NVIDIA is building the world’s most groundbreaking and innovative accelerated computing platforms for AI and HPC. Because of our work, scientists, researchers, and engineers can push the boundaries of what’s possible. We pioneered a supercharged form of computing that powers everything from breakthrough AI research to the world’s fastest supercomputers.
We are seeking a highly motivated Senior Solutions Architect to join the Cluster Design and Architecture team with a focus on GPU, NVLink, and infrastructure design. In this role, you will be at the forefront of assisting with designs and architectures for some for the largest next-generation GPU-based clusters enabling the world’s most advanced AI supercomputers and enterprise AI infrastructure in the field. As a Solutions Architect, you will serve as a key technical expert bridging NVIDIA’s ground breaking GPU and NVLink technology designs as well as all of our software solutions directly between engineering and field teams supporting customers with the most demanding requirements. You will work on end-to-end cluster design and architecture, performance modeling, validation, and NPI cluster deployments. Your expertise will directly influence how the world’s leading AI companies, cloud providers, hyperscalers, research institutions, and enterprises build their infrastructure.
What you’ll be doing:
Partner with internal engineering efforts in GPU cluster design and networking and convey architecture and optimal process information both direct to customer and with field teams supporting customers
Guide field teams and their customers in cluster design, weighing design principles but also complex, situational limitations to make the most performant and supportable GPU clusters possible
Work closely with field teams supporting customers to ensure successful first deployments with new products, including new network architectures and topologies
Feedback customer/field perspectives on cluster design and workflows back to engineering teams designing internal clusters and/or creating customer facing documentation on standard processes and service flows
Perform hands-on work to assist field teams debugging issues relating to cluster design, configuration, and performance employing internal engineering expertise and known bugs
Support NPI customer deployments with new GPU/Networking architectures
What we need to see:
BS, MS, or PhD in Computer Science, Electrical Engineering, Computer Engineering, Physics, or related field (or equivalent experience)

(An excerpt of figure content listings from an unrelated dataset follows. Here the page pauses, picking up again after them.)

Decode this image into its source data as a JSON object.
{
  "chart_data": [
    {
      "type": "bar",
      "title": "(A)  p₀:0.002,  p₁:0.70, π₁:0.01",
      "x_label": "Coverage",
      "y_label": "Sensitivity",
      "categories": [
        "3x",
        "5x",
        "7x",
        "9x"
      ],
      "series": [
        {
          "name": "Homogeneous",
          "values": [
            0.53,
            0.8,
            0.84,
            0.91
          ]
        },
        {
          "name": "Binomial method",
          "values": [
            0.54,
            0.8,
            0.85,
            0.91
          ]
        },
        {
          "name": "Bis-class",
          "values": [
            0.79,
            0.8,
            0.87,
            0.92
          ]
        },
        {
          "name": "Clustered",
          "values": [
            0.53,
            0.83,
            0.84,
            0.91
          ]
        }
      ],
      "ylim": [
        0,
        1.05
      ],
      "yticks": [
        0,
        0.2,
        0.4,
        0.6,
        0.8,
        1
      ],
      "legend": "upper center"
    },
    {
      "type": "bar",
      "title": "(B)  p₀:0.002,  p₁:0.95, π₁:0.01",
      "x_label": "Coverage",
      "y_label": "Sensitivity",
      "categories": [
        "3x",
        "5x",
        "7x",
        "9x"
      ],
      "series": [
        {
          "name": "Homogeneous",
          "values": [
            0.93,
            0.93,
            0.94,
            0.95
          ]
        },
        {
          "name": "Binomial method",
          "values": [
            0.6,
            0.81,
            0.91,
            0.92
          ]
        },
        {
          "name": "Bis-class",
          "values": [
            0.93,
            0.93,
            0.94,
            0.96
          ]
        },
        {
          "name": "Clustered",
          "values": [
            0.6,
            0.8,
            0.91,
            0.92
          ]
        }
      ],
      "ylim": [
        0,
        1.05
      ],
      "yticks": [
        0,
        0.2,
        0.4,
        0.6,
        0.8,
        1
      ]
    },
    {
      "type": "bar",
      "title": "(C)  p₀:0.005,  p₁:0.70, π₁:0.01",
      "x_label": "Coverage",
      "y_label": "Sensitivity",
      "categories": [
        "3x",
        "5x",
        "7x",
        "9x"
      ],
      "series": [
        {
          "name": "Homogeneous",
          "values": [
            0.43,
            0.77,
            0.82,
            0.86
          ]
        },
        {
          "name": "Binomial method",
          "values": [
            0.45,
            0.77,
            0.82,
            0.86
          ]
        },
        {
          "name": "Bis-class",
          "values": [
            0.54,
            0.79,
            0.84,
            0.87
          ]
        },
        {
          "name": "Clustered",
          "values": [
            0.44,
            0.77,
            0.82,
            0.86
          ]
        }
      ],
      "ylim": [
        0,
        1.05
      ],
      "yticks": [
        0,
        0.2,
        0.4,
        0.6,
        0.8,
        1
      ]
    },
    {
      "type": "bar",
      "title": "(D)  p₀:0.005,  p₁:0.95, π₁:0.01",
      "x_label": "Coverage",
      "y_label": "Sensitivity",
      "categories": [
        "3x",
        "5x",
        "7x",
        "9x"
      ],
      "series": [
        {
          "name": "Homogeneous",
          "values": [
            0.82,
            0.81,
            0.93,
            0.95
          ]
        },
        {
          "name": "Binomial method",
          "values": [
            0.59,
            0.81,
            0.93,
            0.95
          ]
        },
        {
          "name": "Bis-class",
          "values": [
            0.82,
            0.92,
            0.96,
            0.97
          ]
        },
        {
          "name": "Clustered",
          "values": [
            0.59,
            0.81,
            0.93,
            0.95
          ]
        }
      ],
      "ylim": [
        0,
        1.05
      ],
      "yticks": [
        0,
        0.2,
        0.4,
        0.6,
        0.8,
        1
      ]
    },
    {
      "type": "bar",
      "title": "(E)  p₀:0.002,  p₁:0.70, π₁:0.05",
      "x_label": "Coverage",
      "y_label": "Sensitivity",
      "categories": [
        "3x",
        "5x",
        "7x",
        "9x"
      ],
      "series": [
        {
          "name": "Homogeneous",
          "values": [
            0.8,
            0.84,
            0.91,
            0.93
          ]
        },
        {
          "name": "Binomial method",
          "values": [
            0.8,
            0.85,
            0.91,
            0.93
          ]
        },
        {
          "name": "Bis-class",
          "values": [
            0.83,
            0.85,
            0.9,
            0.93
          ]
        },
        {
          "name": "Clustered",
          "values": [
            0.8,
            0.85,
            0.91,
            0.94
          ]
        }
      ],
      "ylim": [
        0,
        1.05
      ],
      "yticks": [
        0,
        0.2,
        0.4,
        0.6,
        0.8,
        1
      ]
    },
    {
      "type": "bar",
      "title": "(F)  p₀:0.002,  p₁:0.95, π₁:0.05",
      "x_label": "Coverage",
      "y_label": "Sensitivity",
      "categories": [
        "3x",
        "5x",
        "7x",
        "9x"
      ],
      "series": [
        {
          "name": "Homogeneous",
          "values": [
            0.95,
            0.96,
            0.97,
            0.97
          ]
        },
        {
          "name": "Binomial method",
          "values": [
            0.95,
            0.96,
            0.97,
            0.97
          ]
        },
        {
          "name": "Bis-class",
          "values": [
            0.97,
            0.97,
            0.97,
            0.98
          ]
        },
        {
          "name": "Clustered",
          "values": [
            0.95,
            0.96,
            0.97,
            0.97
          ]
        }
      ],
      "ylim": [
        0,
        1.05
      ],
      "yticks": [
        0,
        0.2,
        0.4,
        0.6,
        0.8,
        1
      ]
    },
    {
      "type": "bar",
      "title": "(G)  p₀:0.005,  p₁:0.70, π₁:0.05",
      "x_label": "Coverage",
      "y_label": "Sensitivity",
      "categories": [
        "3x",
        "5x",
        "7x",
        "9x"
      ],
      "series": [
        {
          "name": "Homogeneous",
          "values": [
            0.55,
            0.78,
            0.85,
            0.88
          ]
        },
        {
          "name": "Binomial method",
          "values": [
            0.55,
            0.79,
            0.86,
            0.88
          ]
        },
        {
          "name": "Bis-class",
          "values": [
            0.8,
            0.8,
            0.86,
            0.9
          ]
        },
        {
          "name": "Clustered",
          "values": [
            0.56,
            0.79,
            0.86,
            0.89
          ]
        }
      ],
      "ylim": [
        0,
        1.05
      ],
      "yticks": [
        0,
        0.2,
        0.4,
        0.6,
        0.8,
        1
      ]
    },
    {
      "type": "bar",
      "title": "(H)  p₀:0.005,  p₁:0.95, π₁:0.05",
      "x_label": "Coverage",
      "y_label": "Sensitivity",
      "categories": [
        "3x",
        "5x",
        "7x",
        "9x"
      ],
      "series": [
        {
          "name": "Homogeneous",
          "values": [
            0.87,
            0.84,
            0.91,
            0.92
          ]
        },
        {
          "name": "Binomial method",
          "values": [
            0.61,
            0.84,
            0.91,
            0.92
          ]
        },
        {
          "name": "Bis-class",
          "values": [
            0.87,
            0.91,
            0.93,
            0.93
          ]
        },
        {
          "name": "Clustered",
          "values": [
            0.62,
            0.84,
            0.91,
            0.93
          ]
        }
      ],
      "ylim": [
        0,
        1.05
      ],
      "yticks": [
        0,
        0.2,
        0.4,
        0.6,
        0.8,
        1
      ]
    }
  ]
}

8+ years of experience in cluster design, validation, and issue resolution, specifically on GPU and HPC clusters
Proven expertise in designing large-scale distributed systems, AI clusters, or HPC infrastructure
Ability to translate sophisticated engineering concepts into customer-ready documentation, diagrams, and reference material
Expertise in driving customer/partner issues to a close with product and engineering teams
Ability to handle multi-functional communications across customer, product team, support team, engineering team, etc.
Ways to stand out from the crowd:
Experience leading large-scale AI Factory or HPC cluster bring-ups or builds
Hands-on experience with NVIDIA products including, but not limited to, GPUs, NVLink, NVIDIA Networking, etc.; specifically debugging issues that occur during deployment on NVLink, etc.
Knowledge of NCCL, MPI, IMEX, NMX, and collectives in distributed training as it pertains to cluster designs
External customer facing skill-set and background
Effective time management and capability to balance multiple tasks and customers while thinking creatively to debug and solve problems
NVIDIA is widely considered to be one of the technology world’s most desirable employers with very competitive benefits. We have some of the most forward-thinking and innovative people in the world working for us. If you're creative and autonomous, we want to hear from you!
Your base salary will be determined based on your location, experience, and the pay of employees in similar positions. The base salary range is 184,000 USD - 287,500 USD for Level 4, and 224,000 USD - 356,500 USD for Level 5.
You will also be eligible for equity and benefits.
Applications for this job will be accepted at least until January 27, 2026.
This posting is for an existing vacancy.
NVIDIA uses AI tools in its recruiting processes.
NVIDIA is committed to fostering a diverse work environment and proud to be an equal opportunity employer. As we highly value diversity in our current and future employees, we do not discriminate (including in our hiring and promotion practices) on the basis of race, religion, color, national origin, gender, gender expression, sexual orientation, age, marital status, veteran status, disability status or any other characteristic protected by law.